The MS subgroup showed a statistically significant difference in daily dosing at the 6-month mark — mean 227 ± 203 mcg for MS versus 127 ± 67 mcg for the non-MS cohort (P = 0.020) — though this difference was not sustained at later time points.
The clearest difference between cortical and spinal groups was in the need for adjunct therapy to the upper extremities after pump placement. Thirty-three percent of all subjects needed adjunct spasticity treatment (botulinum toxin or phenol injections); of these, 74% had cortical spasticity and only 26% had spinal spasticity (P = 0.005). This reflects the anatomical reality that ITB, delivered into the intrathecal space, has less reach to the upper extremities — and cortical spasticity often involves significant upper limb involvement requiring focal treatment beyond what the pump can address.

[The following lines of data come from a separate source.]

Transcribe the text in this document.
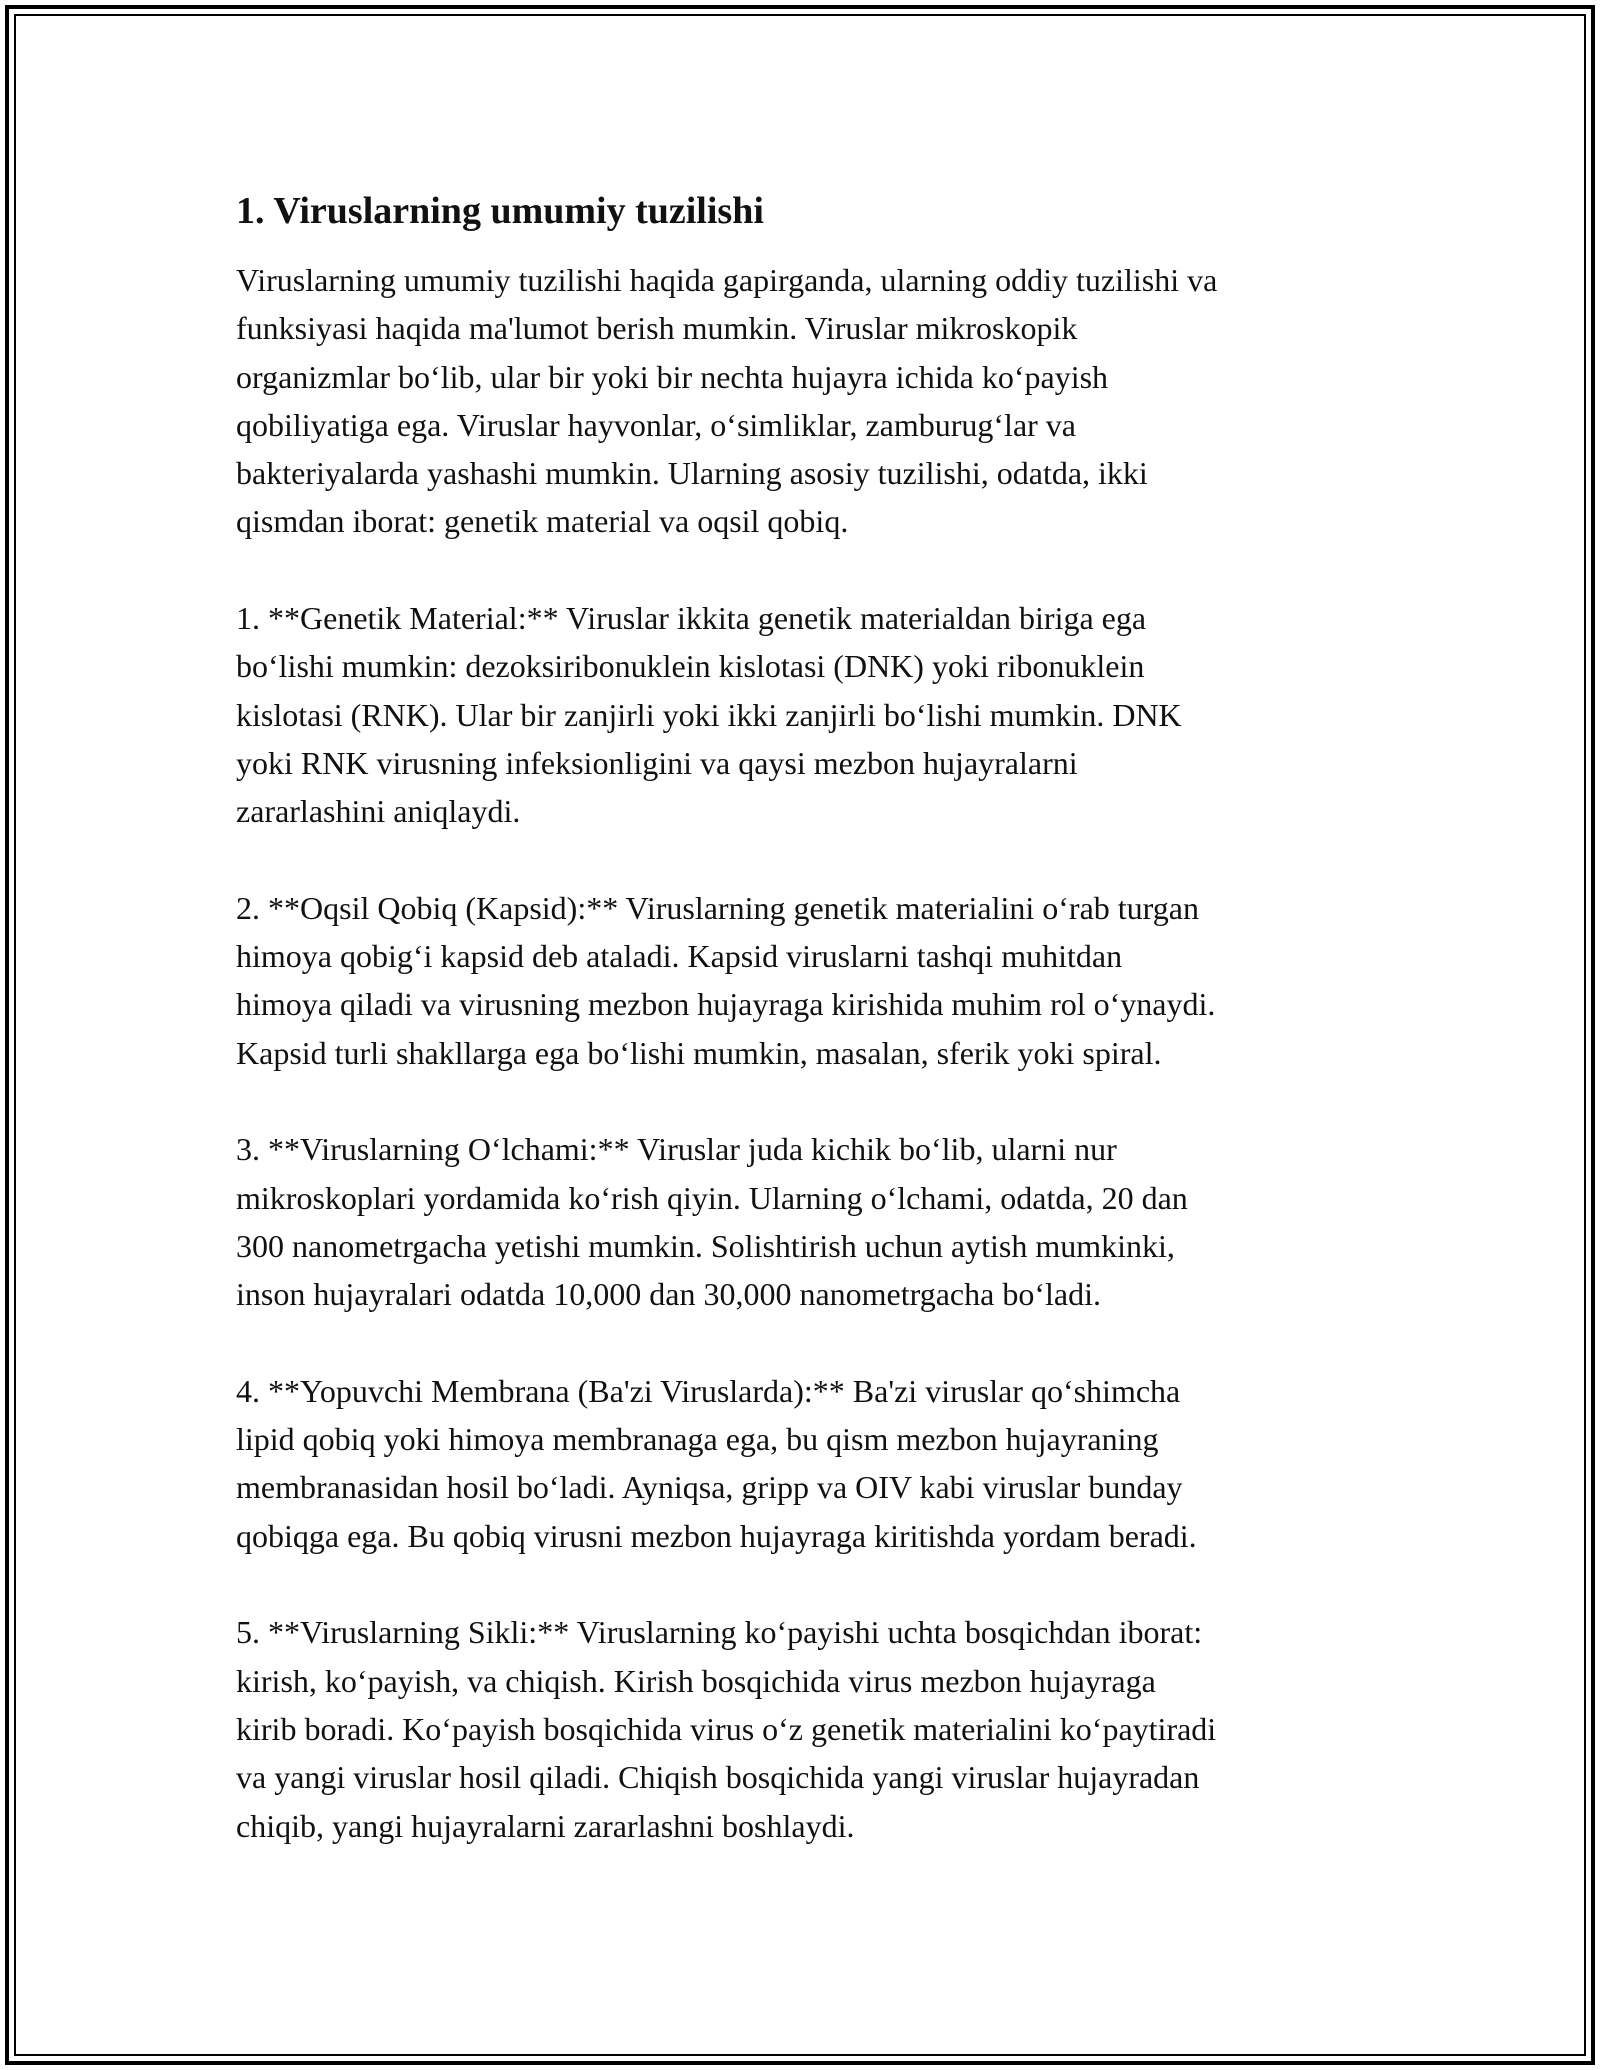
1. Viruslarning umumiy tuzilishi
Viruslarning umumiy tuzilishi haqida gapirganda, ularning oddiy tuzilishi va
funksiyasi haqida ma'lumot berish mumkin. Viruslar mikroskopik
organizmlar bo‘lib, ular bir yoki bir nechta hujayra ichida ko‘payish
qobiliyatiga ega. Viruslar hayvonlar, o‘simliklar, zamburug‘lar va
bakteriyalarda yashashi mumkin. Ularning asosiy tuzilishi, odatda, ikki
qismdan iborat: genetik material va oqsil qobiq.
1. **Genetik Material:** Viruslar ikkita genetik materialdan biriga ega
bo‘lishi mumkin: dezoksiribonuklein kislotasi (DNK) yoki ribonuklein
kislotasi (RNK). Ular bir zanjirli yoki ikki zanjirli bo‘lishi mumkin. DNK
yoki RNK virusning infeksionligini va qaysi mezbon hujayralarni
zararlashini aniqlaydi.
2. **Oqsil Qobiq (Kapsid):** Viruslarning genetik materialini o‘rab turgan
himoya qobig‘i kapsid deb ataladi. Kapsid viruslarni tashqi muhitdan
himoya qiladi va virusning mezbon hujayraga kirishida muhim rol o‘ynaydi.
Kapsid turli shakllarga ega bo‘lishi mumkin, masalan, sferik yoki spiral.
3. **Viruslarning O‘lchami:** Viruslar juda kichik bo‘lib, ularni nur
mikroskoplari yordamida ko‘rish qiyin. Ularning o‘lchami, odatda, 20 dan
300 nanometrgacha yetishi mumkin. Solishtirish uchun aytish mumkinki,
inson hujayralari odatda 10,000 dan 30,000 nanometrgacha bo‘ladi.
4. **Yopuvchi Membrana (Ba'zi Viruslarda):** Ba'zi viruslar qo‘shimcha
lipid qobiq yoki himoya membranaga ega, bu qism mezbon hujayraning
membranasidan hosil bo‘ladi. Ayniqsa, gripp va OIV kabi viruslar bunday
qobiqga ega. Bu qobiq virusni mezbon hujayraga kiritishda yordam beradi.
5. **Viruslarning Sikli:** Viruslarning ko‘payishi uchta bosqichdan iborat:
kirish, ko‘payish, va chiqish. Kirish bosqichida virus mezbon hujayraga
kirib boradi. Ko‘payish bosqichida virus o‘z genetik materialini ko‘paytiradi
va yangi viruslar hosil qiladi. Chiqish bosqichida yangi viruslar hujayradan
chiqib, yangi hujayralarni zararlashni boshlaydi.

The overall complication rate was 16% over three years, or 0.012 per month — slightly lower than the published literature average. Complications included 2 catheter migrations, 6 fractured catheters, and 1 pump infection with meningitis requiring catheter removal and replacement. Complication rates did not differ significantly between the cortical and spinal groups.
Why it matters
PLS involves cortical-origin spasticity — the upper motor neurons degenerate beginning in the motor cortex, not the spinal cord. When ITB was first developed and validated, the target population was people with spinal cord injuries. Understanding how well ITB translates to cortical-origin conditions like PLS requires exactly the kind of comparative data this study provides.

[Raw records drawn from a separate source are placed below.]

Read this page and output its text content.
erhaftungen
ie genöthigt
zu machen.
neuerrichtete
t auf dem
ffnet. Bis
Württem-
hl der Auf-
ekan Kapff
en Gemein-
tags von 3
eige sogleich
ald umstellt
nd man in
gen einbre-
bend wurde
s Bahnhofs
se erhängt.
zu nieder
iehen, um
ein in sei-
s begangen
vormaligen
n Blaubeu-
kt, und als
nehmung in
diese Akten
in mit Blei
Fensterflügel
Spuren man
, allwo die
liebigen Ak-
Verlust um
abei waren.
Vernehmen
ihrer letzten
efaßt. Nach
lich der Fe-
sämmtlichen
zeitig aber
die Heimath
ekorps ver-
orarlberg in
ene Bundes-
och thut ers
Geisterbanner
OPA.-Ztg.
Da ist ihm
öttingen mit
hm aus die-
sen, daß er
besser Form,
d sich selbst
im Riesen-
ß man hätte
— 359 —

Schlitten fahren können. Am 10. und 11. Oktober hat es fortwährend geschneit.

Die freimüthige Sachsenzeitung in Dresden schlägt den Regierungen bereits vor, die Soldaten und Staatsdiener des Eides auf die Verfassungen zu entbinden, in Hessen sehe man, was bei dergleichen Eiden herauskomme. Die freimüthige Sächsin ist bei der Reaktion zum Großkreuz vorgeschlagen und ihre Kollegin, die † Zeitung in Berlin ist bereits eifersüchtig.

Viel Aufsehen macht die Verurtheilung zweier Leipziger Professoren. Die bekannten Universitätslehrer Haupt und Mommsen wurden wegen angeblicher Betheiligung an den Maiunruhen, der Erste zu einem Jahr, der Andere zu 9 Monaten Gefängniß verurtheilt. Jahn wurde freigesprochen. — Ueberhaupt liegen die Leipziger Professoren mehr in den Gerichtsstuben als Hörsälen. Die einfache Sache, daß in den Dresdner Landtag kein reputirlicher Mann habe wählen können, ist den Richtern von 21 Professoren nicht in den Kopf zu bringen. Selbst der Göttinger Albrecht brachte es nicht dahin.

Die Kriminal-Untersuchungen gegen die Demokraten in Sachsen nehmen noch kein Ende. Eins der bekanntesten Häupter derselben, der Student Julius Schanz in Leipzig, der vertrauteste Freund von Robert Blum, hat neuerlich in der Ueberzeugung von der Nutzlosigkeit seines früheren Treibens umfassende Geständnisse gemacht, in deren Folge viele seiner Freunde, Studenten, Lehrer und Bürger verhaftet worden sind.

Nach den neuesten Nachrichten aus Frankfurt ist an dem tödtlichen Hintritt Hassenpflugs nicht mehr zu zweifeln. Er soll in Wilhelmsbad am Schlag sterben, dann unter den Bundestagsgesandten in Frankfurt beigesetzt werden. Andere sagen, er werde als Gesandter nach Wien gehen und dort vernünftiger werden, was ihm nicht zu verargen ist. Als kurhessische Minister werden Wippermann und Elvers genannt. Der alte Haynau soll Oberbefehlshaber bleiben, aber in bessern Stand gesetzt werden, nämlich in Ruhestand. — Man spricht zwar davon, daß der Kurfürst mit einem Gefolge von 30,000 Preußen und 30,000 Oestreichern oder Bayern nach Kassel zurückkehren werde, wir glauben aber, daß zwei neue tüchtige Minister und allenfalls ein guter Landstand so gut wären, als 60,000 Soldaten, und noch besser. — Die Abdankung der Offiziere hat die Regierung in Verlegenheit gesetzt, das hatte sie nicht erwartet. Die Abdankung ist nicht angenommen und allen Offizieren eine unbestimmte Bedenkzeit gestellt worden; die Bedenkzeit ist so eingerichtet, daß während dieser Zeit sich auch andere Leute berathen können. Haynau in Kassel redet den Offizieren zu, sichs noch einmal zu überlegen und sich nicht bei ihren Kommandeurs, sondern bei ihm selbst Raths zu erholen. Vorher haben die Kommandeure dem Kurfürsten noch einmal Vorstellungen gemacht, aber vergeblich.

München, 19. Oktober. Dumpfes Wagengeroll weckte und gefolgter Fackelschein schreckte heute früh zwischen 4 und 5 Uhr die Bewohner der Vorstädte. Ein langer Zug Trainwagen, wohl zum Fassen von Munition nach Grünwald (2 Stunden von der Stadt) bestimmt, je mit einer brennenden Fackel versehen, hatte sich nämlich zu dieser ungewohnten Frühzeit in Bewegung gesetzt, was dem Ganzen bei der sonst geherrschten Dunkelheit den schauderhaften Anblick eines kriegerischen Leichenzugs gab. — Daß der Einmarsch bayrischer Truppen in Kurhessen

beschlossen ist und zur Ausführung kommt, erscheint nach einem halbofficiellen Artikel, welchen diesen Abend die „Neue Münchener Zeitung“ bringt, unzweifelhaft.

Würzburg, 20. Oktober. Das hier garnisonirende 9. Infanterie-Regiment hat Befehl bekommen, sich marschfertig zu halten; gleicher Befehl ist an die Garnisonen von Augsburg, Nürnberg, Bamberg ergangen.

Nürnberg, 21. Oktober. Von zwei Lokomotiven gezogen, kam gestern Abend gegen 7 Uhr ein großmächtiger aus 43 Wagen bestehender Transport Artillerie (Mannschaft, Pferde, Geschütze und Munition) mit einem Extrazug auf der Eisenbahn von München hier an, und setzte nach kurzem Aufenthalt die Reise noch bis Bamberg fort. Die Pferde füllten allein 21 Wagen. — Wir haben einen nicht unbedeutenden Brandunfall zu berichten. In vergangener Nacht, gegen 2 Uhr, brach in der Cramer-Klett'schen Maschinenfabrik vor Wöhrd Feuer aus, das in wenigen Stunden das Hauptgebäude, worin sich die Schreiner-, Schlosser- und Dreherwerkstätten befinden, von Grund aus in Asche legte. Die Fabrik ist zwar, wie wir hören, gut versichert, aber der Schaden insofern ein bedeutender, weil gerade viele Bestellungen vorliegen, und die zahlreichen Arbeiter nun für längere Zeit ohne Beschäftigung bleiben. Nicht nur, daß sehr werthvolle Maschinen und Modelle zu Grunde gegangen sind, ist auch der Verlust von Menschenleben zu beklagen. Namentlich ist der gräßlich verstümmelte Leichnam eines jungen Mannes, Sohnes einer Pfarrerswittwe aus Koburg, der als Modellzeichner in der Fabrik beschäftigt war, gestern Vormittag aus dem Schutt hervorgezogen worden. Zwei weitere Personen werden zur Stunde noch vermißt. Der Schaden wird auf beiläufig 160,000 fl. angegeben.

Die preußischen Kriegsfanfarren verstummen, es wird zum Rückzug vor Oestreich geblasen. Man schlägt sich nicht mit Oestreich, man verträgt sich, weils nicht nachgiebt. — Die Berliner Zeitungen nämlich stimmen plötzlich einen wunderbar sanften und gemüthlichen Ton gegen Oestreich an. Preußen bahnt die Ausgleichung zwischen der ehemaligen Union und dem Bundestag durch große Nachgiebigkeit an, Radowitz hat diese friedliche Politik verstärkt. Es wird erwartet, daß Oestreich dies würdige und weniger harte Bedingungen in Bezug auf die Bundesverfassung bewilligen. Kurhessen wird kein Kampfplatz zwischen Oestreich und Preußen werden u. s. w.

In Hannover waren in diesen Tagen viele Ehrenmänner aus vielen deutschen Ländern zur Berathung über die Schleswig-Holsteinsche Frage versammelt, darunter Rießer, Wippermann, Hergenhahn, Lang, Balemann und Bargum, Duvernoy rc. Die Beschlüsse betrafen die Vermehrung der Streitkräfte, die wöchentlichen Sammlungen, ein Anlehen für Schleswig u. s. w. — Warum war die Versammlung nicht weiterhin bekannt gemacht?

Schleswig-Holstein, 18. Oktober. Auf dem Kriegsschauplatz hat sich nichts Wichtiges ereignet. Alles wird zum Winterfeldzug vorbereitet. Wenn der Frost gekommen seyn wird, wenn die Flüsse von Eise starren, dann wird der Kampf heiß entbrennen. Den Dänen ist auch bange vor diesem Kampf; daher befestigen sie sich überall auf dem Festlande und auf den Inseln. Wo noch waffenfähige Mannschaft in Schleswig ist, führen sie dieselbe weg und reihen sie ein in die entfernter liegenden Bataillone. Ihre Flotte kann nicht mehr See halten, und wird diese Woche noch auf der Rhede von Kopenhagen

The key takeaway for PLS is twofold. First, cortical and spinal spasticity appear to parallel each other in terms of how ITB is managed — dosing, frequency of adjustments, and delivery mode are similar between groups. This supports using the broader ITB evidence base to inform decision-making in PLS, rather than requiring PLS-specific trials before proceeding.
Second, people with PLS who have significant hand or arm spasticity alongside their lower extremity symptoms may find that the ITB pump controls lower limb spasticity well but leaves upper limb spasticity less well addressed. The finding that 74% of adjunct therapy use after pump placement occurred in cortical spasticity patients is a practical signal: ITB plus focal botulinum toxin may be a better combination strategy than ITB alone for patients with significant upper extremity involvement.
Limitations and context
PLS patients were not enrolled in this study directly. The cortical spasticity group consisted of patients with cerebral palsy, traumatic brain injury, and stroke — all conditions involving cortical upper motor neuron dysfunction, but none identical to PLS pathophysiology. The extrapolation to PLS is scientifically reasonable but not proven.

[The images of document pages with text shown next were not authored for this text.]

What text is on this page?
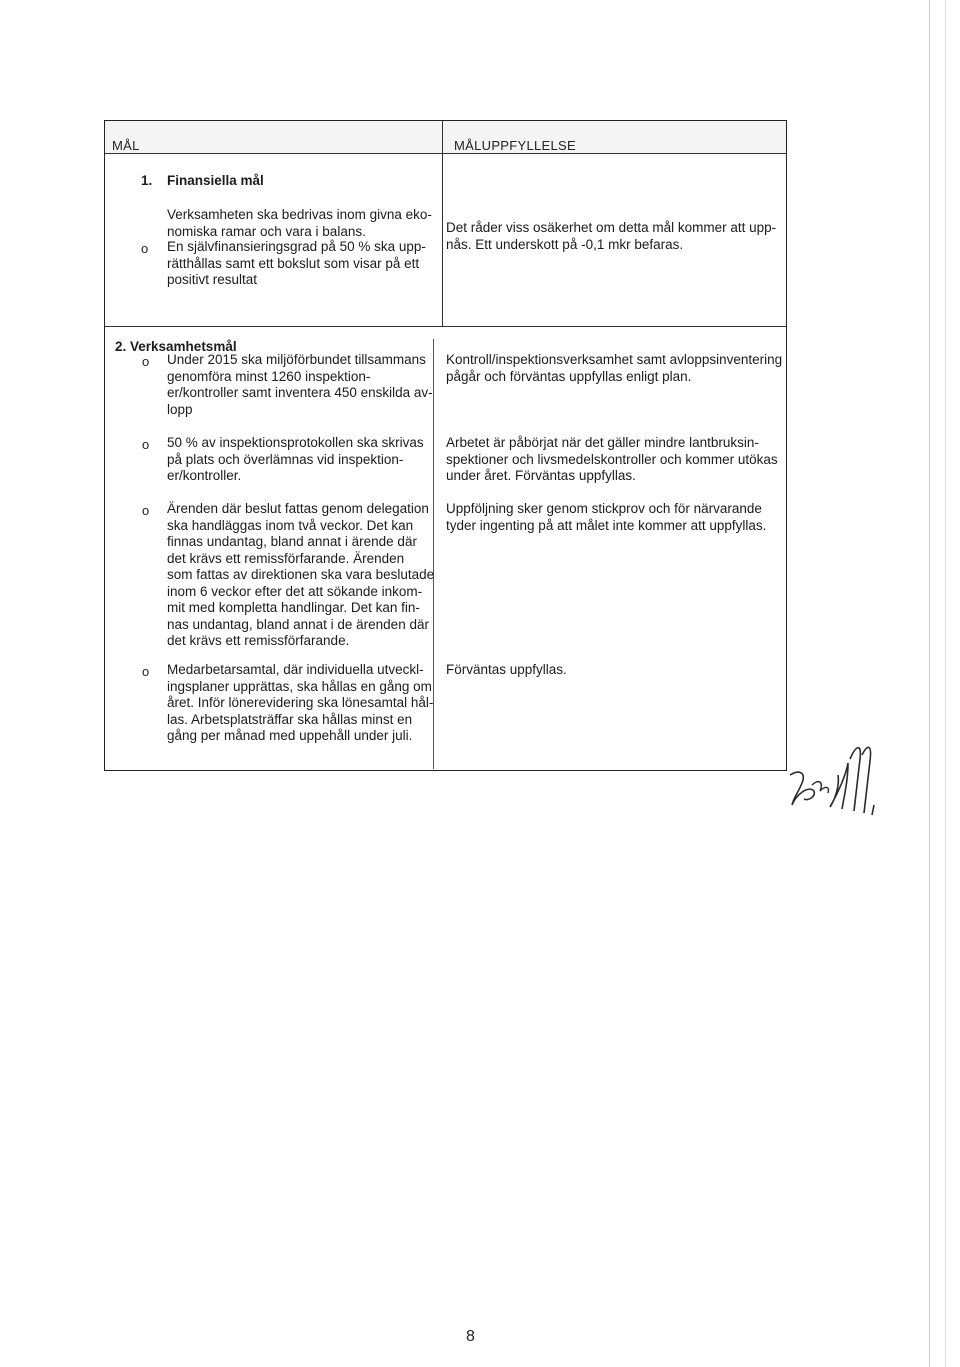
MÅL	MÅLUPPFYLLELSE
1. Finansiella mål
Verksamheten ska bedrivas inom givna eko-
nomiska ramar och vara i balans.
o En självfinansieringsgrad på 50 % ska upp-
rätthållas samt ett bokslut som visar på ett
positivt resultat
Det råder viss osäkerhet om detta mål kommer att upp-
nås. Ett underskott på -0,1 mkr befaras.
2. Verksamhetsmål
o Under 2015 ska miljöförbundet tillsammans
genomföra minst 1260 inspektion-
er/kontroller samt inventera 450 enskilda av-
lopp
Kontroll/inspektionsverksamhet samt avloppsinventering
pågår och förväntas uppfyllas enligt plan.
o 50 % av inspektionsprotokollen ska skrivas
på plats och överlämnas vid inspektion-
er/kontroller.
Arbetet är påbörjat när det gäller mindre lantbruksin-
spektioner och livsmedelskontroller och kommer utökas
under året. Förväntas uppfyllas.
o Ärenden där beslut fattas genom delegation
ska handläggas inom två veckor. Det kan
finnas undantag, bland annat i ärende där
det krävs ett remissförfarande. Ärenden
som fattas av direktionen ska vara beslutade
inom 6 veckor efter det att sökande inkom-
mit med kompletta handlingar. Det kan fin-
nas undantag, bland annat i de ärenden där
det krävs ett remissförfarande.
Uppföljning sker genom stickprov och för närvarande
tyder ingenting på att målet inte kommer att uppfyllas.
o Medarbetarsamtal, där individuella utveckl-
ingsplaner upprättas, ska hållas en gång om
året. Inför lönerevidering ska lönesamtal hål-
las. Arbetsplatsträffar ska hållas minst en
gång per månad med uppehåll under juli.
Förväntas uppfyllas.
8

The retrospective design, small sample sizes within subgroups, and attrition over three years all limit the strength of the conclusions. The authors are appropriately cautious: they describe their findings as hypothesis-generating rather than definitive, and they call for multicenter trials with larger samples to confirm the observations.
How this connects
This study sits at the intersection of two key questions for PLS patients: does ITB work for cortical-origin spasticity, and how does management differ from spinal spasticity? The answers — yes it works, and management is broadly similar with the exception of upper extremity adjunct needs — complement the PLS-specific findings in the ITB Utility in PLS short communication and the long-term efficacy data from the Spinal Cord 2004 study. Together, these three studies form the core evidence base for ITB in PLS. The practical implications are summarized on the Spasticity management page.
Citation
Chiodo AE. Intrathecal baclofen for spasticity management: a comparative analysis of spasticity of spinal vs cortical origin. Journal of Spinal Cord Medicine. 2010 Feb;33(1):16–21. doi:10.1080/10790268.2010.11689670. PMC2853324.